Kallol Datta in Calcutta on Thursday. Picture by Kishor Roy Chowdhury

Calcutta, Feb. 6: Andrew Yule & Company Ltd is looking to expand its presence in the high-voltage transformer market and has entered into a technical tie-up with Russian transformer manufacturer Togliatti Transformator.

Transformers are devices that ensure seamless transfer of electricity across different voltages.

The company will invest Rs 150 crore to set up a second plant in Chennai. Talks are on with the Tamil Nadu government for land. Its existing unit in Chennai produces power transformers with a manufacturing strength of 1100MVA.

The company plans to enhance its range of transformers from the current level of 132KV to 400KV and thereafter to 765 KV. The PSU company has set a bullish target to increase its turnover of Rs 110 crore from the electrical division to Rs 500 crore within five years.

Andrew Yule, which has three facilities in Calcutta manufacturing distribution transformers, may add another unit in Bakrahat near Behala if it gets government orders. The company has 10 acres in Bakrahat and is open to investing about Rs 100 crore. The three facilities in the city are at Thakurpukur, Mayurbhanj Road and on Transport Depot Road.

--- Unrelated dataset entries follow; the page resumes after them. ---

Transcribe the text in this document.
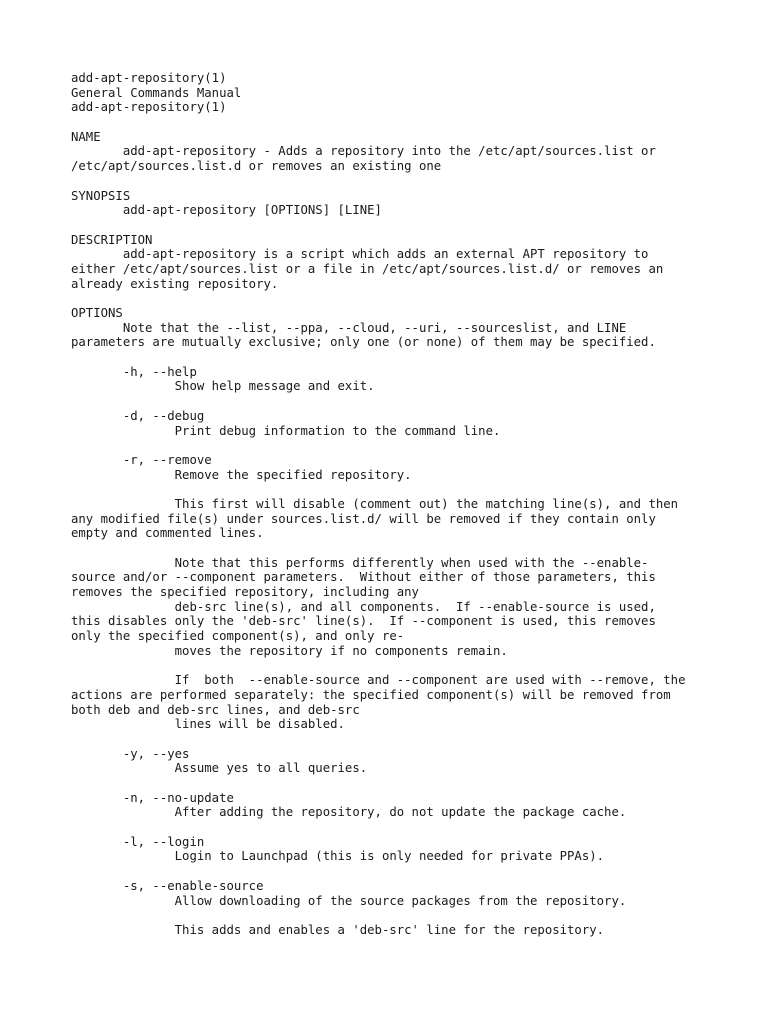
add-apt-repository(1)
General Commands Manual
add-apt-repository(1)
NAME
add-apt-repository - Adds a repository into the /etc/apt/sources.list or
/etc/apt/sources.list.d or removes an existing one
SYNOPSIS
add-apt-repository [OPTIONS] [LINE]
DESCRIPTION
add-apt-repository is a script which adds an external APT repository to
either /etc/apt/sources.list or a file in /etc/apt/sources.list.d/ or removes an
already existing repository.
OPTIONS
Note that the --list, --ppa, --cloud, --uri, --sourceslist, and LINE
parameters are mutually exclusive; only one (or none) of them may be specified.
-h, --help
Show help message and exit.
-d, --debug
Print debug information to the command line.
-r, --remove
Remove the specified repository.
This first will disable (comment out) the matching line(s), and then
any modified file(s) under sources.list.d/ will be removed if they contain only
empty and commented lines.
Note that this performs differently when used with the --enable-
source and/or --component parameters.  Without either of those parameters, this
removes the specified repository, including any
deb-src line(s), and all components.  If --enable-source is used,
this disables only the 'deb-src' line(s).  If --component is used, this removes
only the specified component(s), and only re-
moves the repository if no components remain.
If  both  --enable-source and --component are used with --remove, the
actions are performed separately: the specified component(s) will be removed from
both deb and deb-src lines, and deb-src
lines will be disabled.
-y, --yes
Assume yes to all queries.
-n, --no-update
After adding the repository, do not update the package cache.
-l, --login
Login to Launchpad (this is only needed for private PPAs).
-s, --enable-source
Allow downloading of the source packages from the repository.
This adds and enables a 'deb-src' line for the repository.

“With this agreement, Andrew Yule will be able to cater to the country’s UHV (ultra-high voltage) transformer requirements at reliable and competitive prices. The overall market is heading towards that direction. The present market size of transformers is around Rs 12,000 crore and is expected to touch Rs 30,000 crore by 2022,”chairman and managing director Kallol Datta said.

“Togliatti is giving us all kinds of support and will also help us in designing the factory. We might also get into engineering, procurement and construction (EPC) contracts in a big way.”

The company also has interests in tea and engineering and its overall turnover stands at Rs 350 crore. This could touch Rs 1,000 crore in five years with encouraging prospects witnessed in the electrical and engineering segments.

Datta said the company was making cautious moves towards EPC and would set up only gas-insulated sub-stations, where the major equipment are kept in a sealed environment with sulphur gas as the insulating medium.